Deep autoencoding brings the ability to 'crunch' data with many dimensions
Offloading training to servers provides a further benefit to CNNs deployed in embedded systems. Training calls for high precision to be used in the arithmetic to avoid ‘baking in’ errors during the process. Typically, that means using 32bit floating point. The launch of Google’s custom CNN processor – Tensorflow – underlined the kinds of corners that can be cut to make the technology more readily deployable. The device is designed to handle inferencing using quantised data and, in many cases, even 8bit resolution is enough. Some have suggested that for carefully selected paths, 4bit precision is all that is needed. And in others, no bits.
Work by Cadence and others has suggested that it is possible to prune the network after training. Many of the calculations needed in fully connected layers, among others, can be safely ignored because they have little effect on the overall results. Because their contribution to the neuron’s output is dominated by other paths, a law of diminishing returns is at work. However, at some point, the connection surgery goes too far and the network loses performance.
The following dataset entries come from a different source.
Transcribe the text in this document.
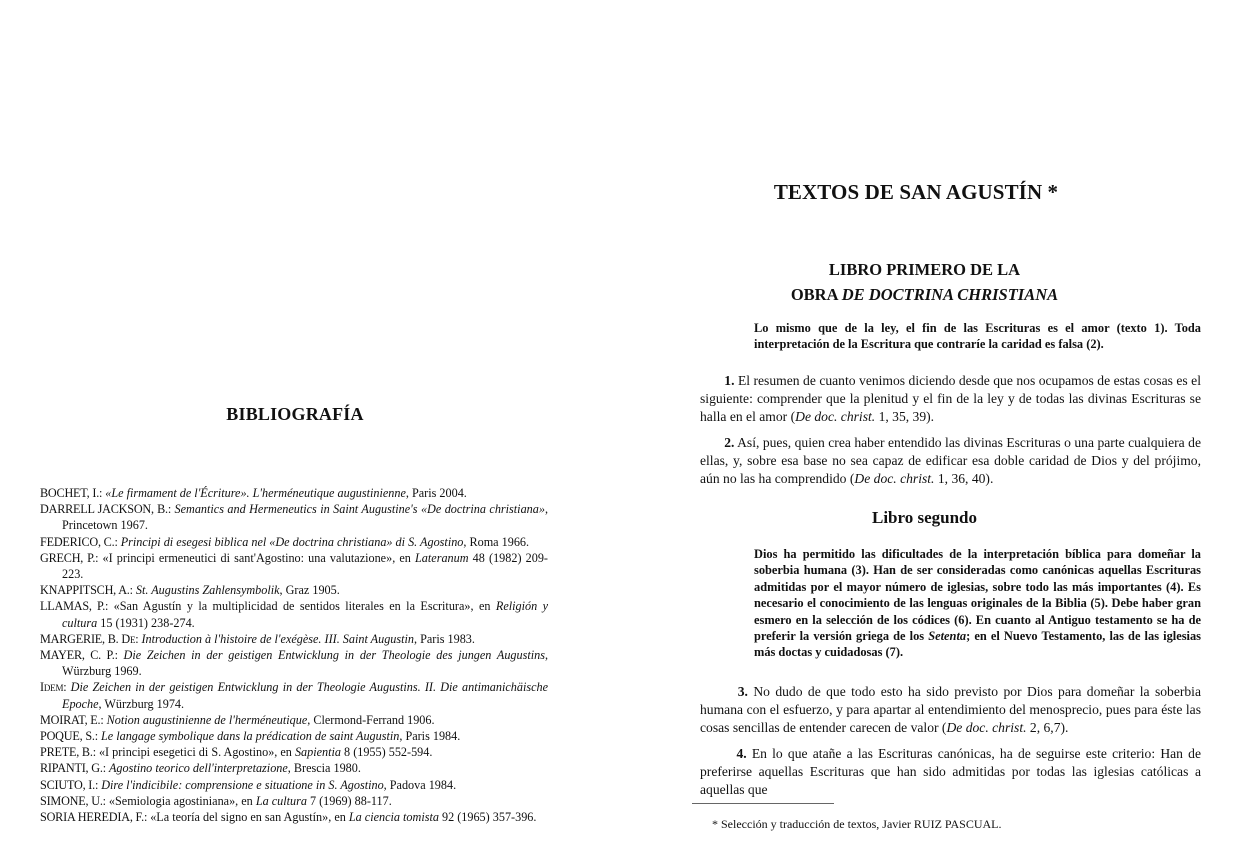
BIBLIOGRAFÍA
BOCHET, I.: «Le firmament de l'Écriture». L'herméneutique augustinienne, Paris 2004.
DARRELL JACKSON, B.: Semantics and Hermeneutics in Saint Augustine's «De doctrina christiana», Princetown 1967.
FEDERICO, C.: Principi di esegesi biblica nel «De doctrina christiana» di S. Agostino, Roma 1966.
GRECH, P.: «I principi ermeneutici di sant'Agostino: una valutazione», en Lateranum 48 (1982) 209-223.
KNAPPITSCH, A.: St. Augustins Zahlensymbolik, Graz 1905.
LLAMAS, P.: «San Agustín y la multiplicidad de sentidos literales en la Escritura», en Religión y cultura 15 (1931) 238-274.
MARGERIE, B. De: Introduction à l'histoire de l'exégèse. III. Saint Augustin, Paris 1983.
MAYER, C. P.: Die Zeichen in der geistigen Entwicklung in der Theologie des jungen Augustins, Würzburg 1969.
Idem: Die Zeichen in der geistigen Entwicklung in der Theologie Augustins. II. Die antimanichäische Epoche, Würzburg 1974.
MOIRAT, E.: Notion augustinienne de l'herméneutique, Clermond-Ferrand 1906.
POQUE, S.: Le langage symbolique dans la prédication de saint Augustin, Paris 1984.
PRETE, B.: «I principi esegetici di S. Agostino», en Sapientia 8 (1955) 552-594.
RIPANTI, G.: Agostino teorico dell'interpretazione, Brescia 1980.
SCIUTO, I.: Dire l'indicibile: comprensione e situatione in S. Agostino, Padova 1984.
SIMONE, U.: «Semiologia agostiniana», en La cultura 7 (1969) 88-117.
SORIA HEREDIA, F.: «La teoría del signo en san Agustín», en La ciencia tomista 92 (1965) 357-396.
TEXTOS DE SAN AGUSTÍN *
LIBRO PRIMERO DE LA
OBRA DE DOCTRINA CHRISTIANA
Lo mismo que de la ley, el fin de las Escrituras es el amor (texto 1). Toda interpretación de la Escritura que contraríe la caridad es falsa (2).
1. El resumen de cuanto venimos diciendo desde que nos ocupamos de estas cosas es el siguiente: comprender que la plenitud y el fin de la ley y de todas las divinas Escrituras se halla en el amor (De doc. christ. 1, 35, 39).
2. Así, pues, quien crea haber entendido las divinas Escrituras o una parte cualquiera de ellas, y, sobre esa base no sea capaz de edificar esa doble caridad de Dios y del prójimo, aún no las ha comprendido (De doc. christ. 1, 36, 40).
Libro segundo
Dios ha permitido las dificultades de la interpretación bíblica para domeñar la soberbia humana (3). Han de ser consideradas como canónicas aquellas Escrituras admitidas por el mayor número de iglesias, sobre todo las más importantes (4). Es necesario el conocimiento de las lenguas originales de la Biblia (5). Debe haber gran esmero en la selección de los códices (6). En cuanto al Antiguo testamento se ha de preferir la versión griega de los Setenta; en el Nuevo Testamento, las de las iglesias más doctas y cuidadosas (7).
3. No dudo de que todo esto ha sido previsto por Dios para domeñar la soberbia humana con el esfuerzo, y para apartar al entendimiento del menosprecio, pues para éste las cosas sencillas de entender carecen de valor (De doc. christ. 2, 6,7).
4. En lo que atañe a las Escrituras canónicas, ha de seguirse este criterio: Han de preferirse aquellas Escrituras que han sido admitidas por todas las iglesias católicas a aquellas que
* Selección y traducción de textos, Javier RUIZ PASCUAL.
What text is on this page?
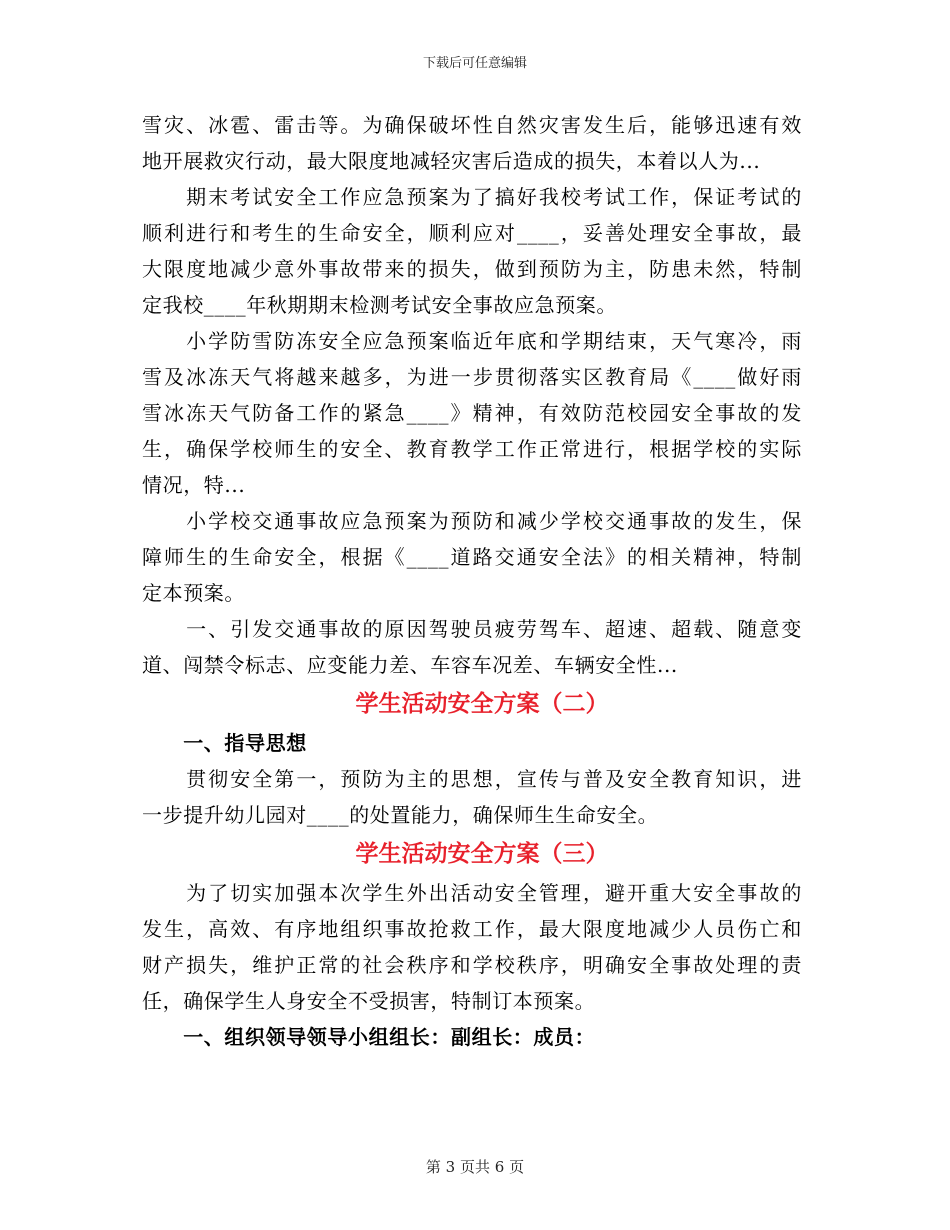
下载后可任意编辑
雪灾、冰雹、雷击等。为确保破坏性自然灾害发生后，能够迅速有效
地开展救灾行动，最大限度地减轻灾害后造成的损失，本着以人为...
　　期末考试安全工作应急预案为了搞好我校考试工作，保证考试的
顺利进行和考生的生命安全，顺利应对____，妥善处理安全事故，最
大限度地减少意外事故带来的损失，做到预防为主，防患未然，特制
定我校____年秋期期末检测考试安全事故应急预案。
　　小学防雪防冻安全应急预案临近年底和学期结束，天气寒冷，雨
雪及冰冻天气将越来越多，为进一步贯彻落实区教育局《____做好雨
雪冰冻天气防备工作的紧急____》精神，有效防范校园安全事故的发
生，确保学校师生的安全、教育教学工作正常进行，根据学校的实际
情况，特...
　　小学校交通事故应急预案为预防和减少学校交通事故的发生，保
障师生的生命安全，根据《____道路交通安全法》的相关精神，特制
定本预案。
　　一、引发交通事故的原因驾驶员疲劳驾车、超速、超载、随意变
道、闯禁令标志、应变能力差、车容车况差、车辆安全性...
学生活动安全方案（二）
　　一、指导思想
　　贯彻安全第一，预防为主的思想，宣传与普及安全教育知识，进
一步提升幼儿园对____的处置能力，确保师生生命安全。
学生活动安全方案（三）
　　为了切实加强本次学生外出活动安全管理，避开重大安全事故的
发生，高效、有序地组织事故抢救工作，最大限度地减少人员伤亡和
财产损失，维护正常的社会秩序和学校秩序，明确安全事故处理的责
任，确保学生人身安全不受损害，特制订本预案。
　　一、组织领导领导小组组长：副组长：成员：
第 3 页共 6 页
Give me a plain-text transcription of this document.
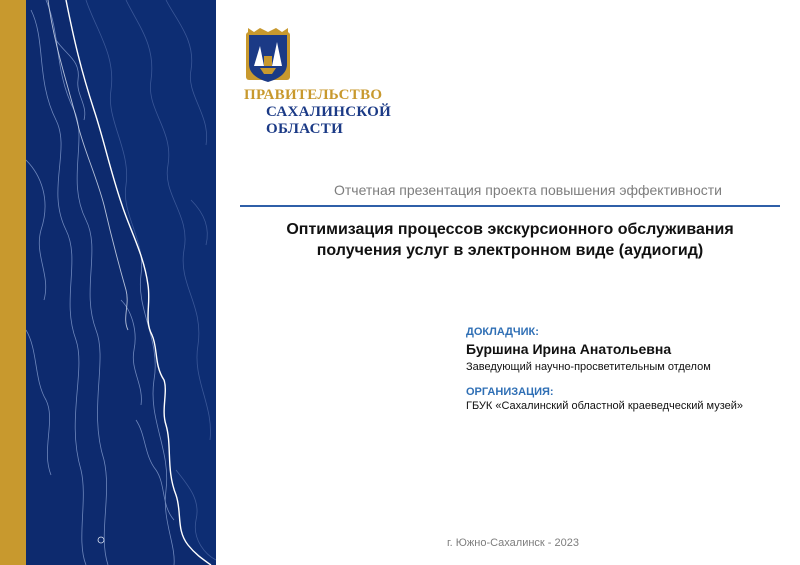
ПРАВИТЕЛЬСТВО
САХАЛИНСКОЙ
ОБЛАСТИ
Отчетная презентация проекта повышения эффективности
Оптимизация процессов экскурсионного обслуживания
получения услуг в электронном виде (аудиогид)
ДОКЛАДЧИК:
Буршина Ирина Анатольевна
Заведующий научно-просветительным отделом
ОРГАНИЗАЦИЯ:
ГБУК «Сахалинский областной краеведческий музей»
г. Южно-Сахалинск - 2023
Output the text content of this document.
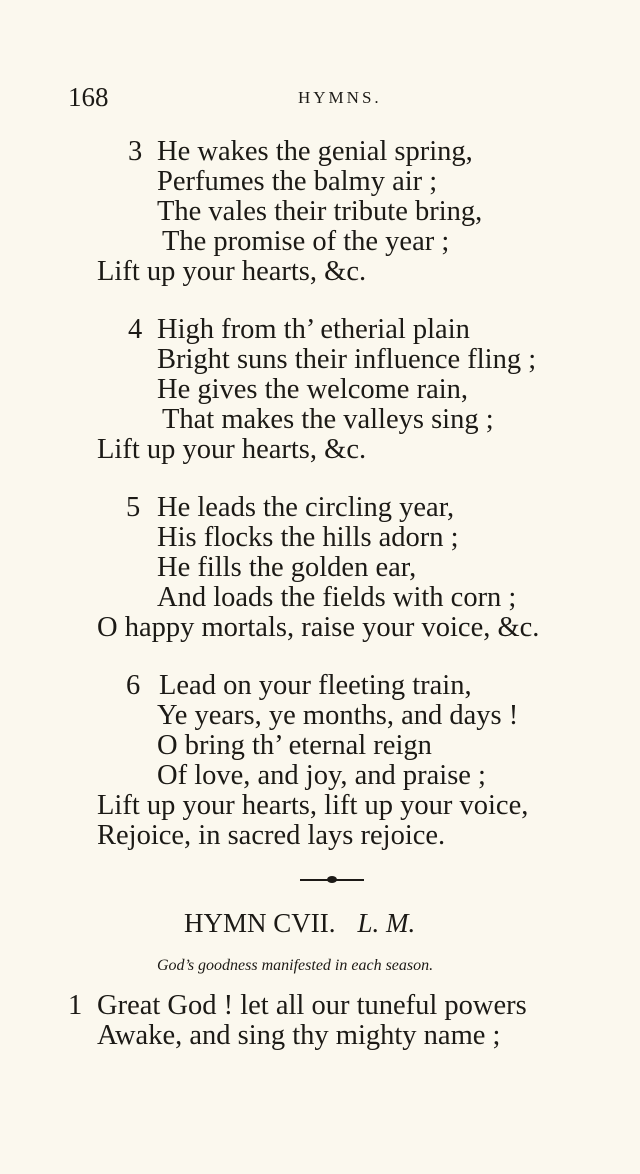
168	HYMNS.
3 He wakes the genial spring,
Perfumes the balmy air ;
The vales their tribute bring,
The promise of the year ;
Lift up your hearts, &c.
4 High from th’ etherial plain
Bright suns their influence fling ;
He gives the welcome rain,
That makes the valleys sing ;
Lift up your hearts, &c.
5 He leads the circling year,
His flocks the hills adorn ;
He fills the golden ear,
And loads the fields with corn ;
O happy mortals, raise your voice, &c.
6 Lead on your fleeting train,
Ye years, ye months, and days !
O bring th’ eternal reign
Of love, and joy, and praise ;
Lift up your hearts, lift up your voice,
Rejoice, in sacred lays rejoice.
HYMN CVII. L. M.
God’s goodness manifested in each season.
1 Great God ! let all our tuneful powers
Awake, and sing thy mighty name ;
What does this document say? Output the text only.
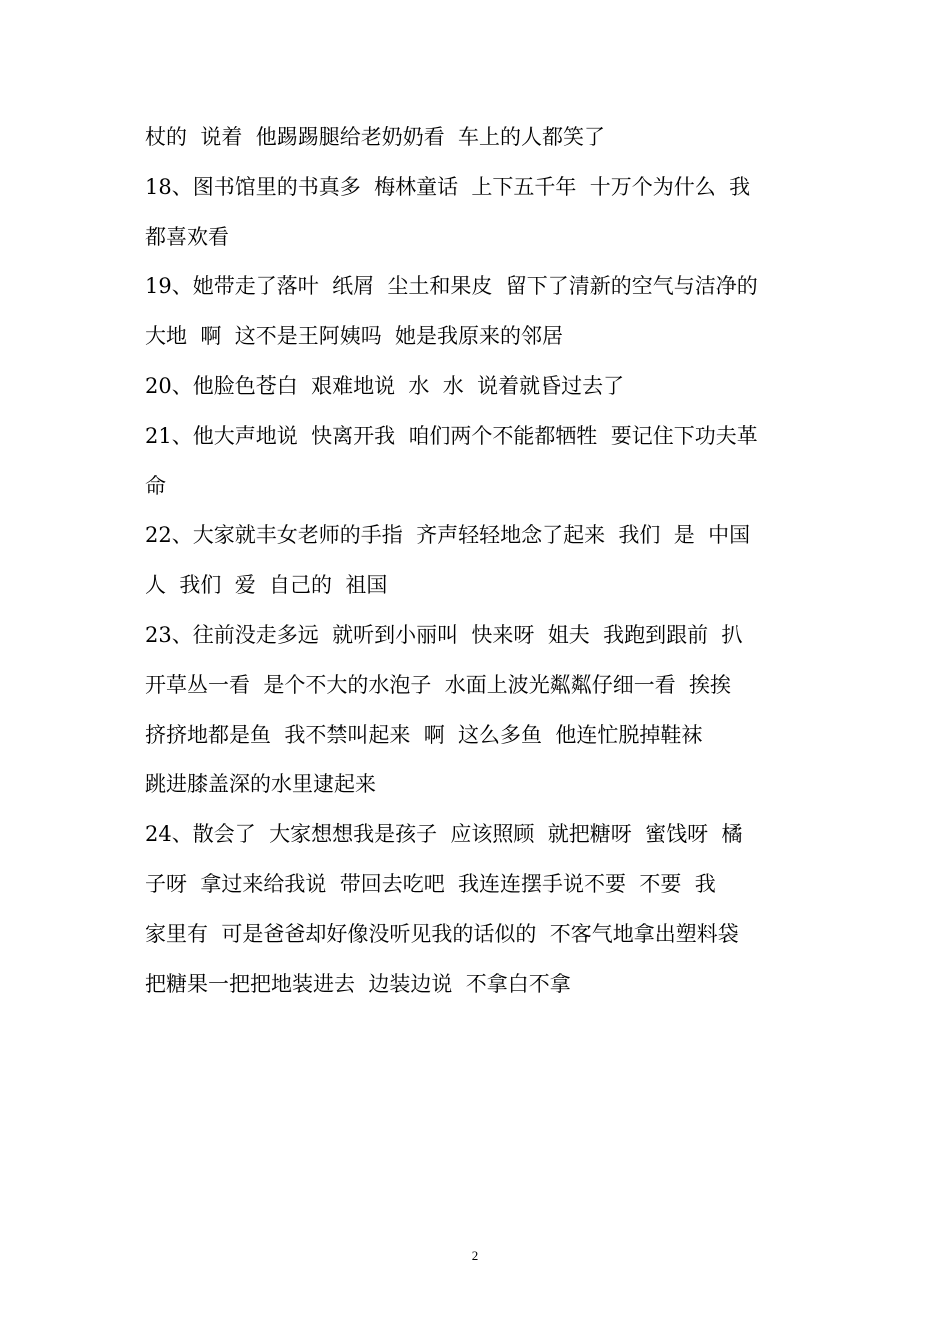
杖的  说着  他踢踢腿给老奶奶看  车上的人都笑了
18、图书馆里的书真多  梅林童话  上下五千年  十万个为什么  我
都喜欢看
19、她带走了落叶  纸屑  尘土和果皮  留下了清新的空气与洁净的
大地  啊  这不是王阿姨吗  她是我原来的邻居
20、他脸色苍白  艰难地说  水  水  说着就昏过去了
21、他大声地说  快离开我  咱们两个不能都牺牲  要记住下功夫革
命
22、大家就丰女老师的手指  齐声轻轻地念了起来  我们  是  中国
人  我们  爱  自己的  祖国
23、往前没走多远  就听到小丽叫  快来呀  姐夫  我跑到跟前  扒
开草丛一看  是个不大的水泡子  水面上波光粼粼仔细一看  挨挨
挤挤地都是鱼  我不禁叫起来  啊  这么多鱼  他连忙脱掉鞋袜
跳进膝盖深的水里逮起来
24、散会了  大家想想我是孩子  应该照顾  就把糖呀  蜜饯呀  橘
子呀  拿过来给我说  带回去吃吧  我连连摆手说不要  不要  我
家里有  可是爸爸却好像没听见我的话似的  不客气地拿出塑料袋
把糖果一把把地装进去  边装边说  不拿白不拿
2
Another source of possible energy efficiency is to accept the presence of errors. Approximate computing hardware operates very close to the threshold voltage, to the extent that some computations do not complete on time. But if the number of failed calculations is low, overall network performance may still be acceptable, particularly where the network is processing data continuously, such as video and audio streams.
Although silicon suppliers are keen to optimise CNN performance, there is still no guarantee they will go into mass deployment outside server farms. There are questions over reliability and their ability to deal with problems more complex than recognition. One shortcoming is the ability to train networks to make complex plans. Google has trained a network to play Go, having succeeded in building a system to play simpler computer games. But the forward planning that works in a structured environment like games may not translate as well to the less predictable real world.
The strength of the CNN approach is also the source of one of its main weaknesses. Much network training can be performed in an unsupervised way; the network picks out features in images by itself, then homes in on them. Supervised training on labelled data then lets the network declare that an image contains a black cat or a 30mph road sign. But the features the network chooses may be very different to those used by people.
By homing in on features the human eye does not see readily, training can go down unexpected paths with equally unexpected results. An assessment of CNN performance by Google researchers found curious anomalies in highly trained systems, where two practically identical photographs led to wildly different outputs. Often, one was correct, but the network failed to identify the other. In the road-sign project, the network had trouble telling the difference between a sign that prohibits vehicles entirely and another that banned overtaking – the network did not pick up the duplication of the car in the ‘do not pass’ sign.
The difficulty of verifying the performance of CNNs may prove to be the technology’s Achilles heel when it comes to developing safety-critical systems. But if that issue – along with their energy consumption – can be overcome, possibly through the use of complementary processing techniques that act as watchdogs, CNNs could become commonplace in real-time control.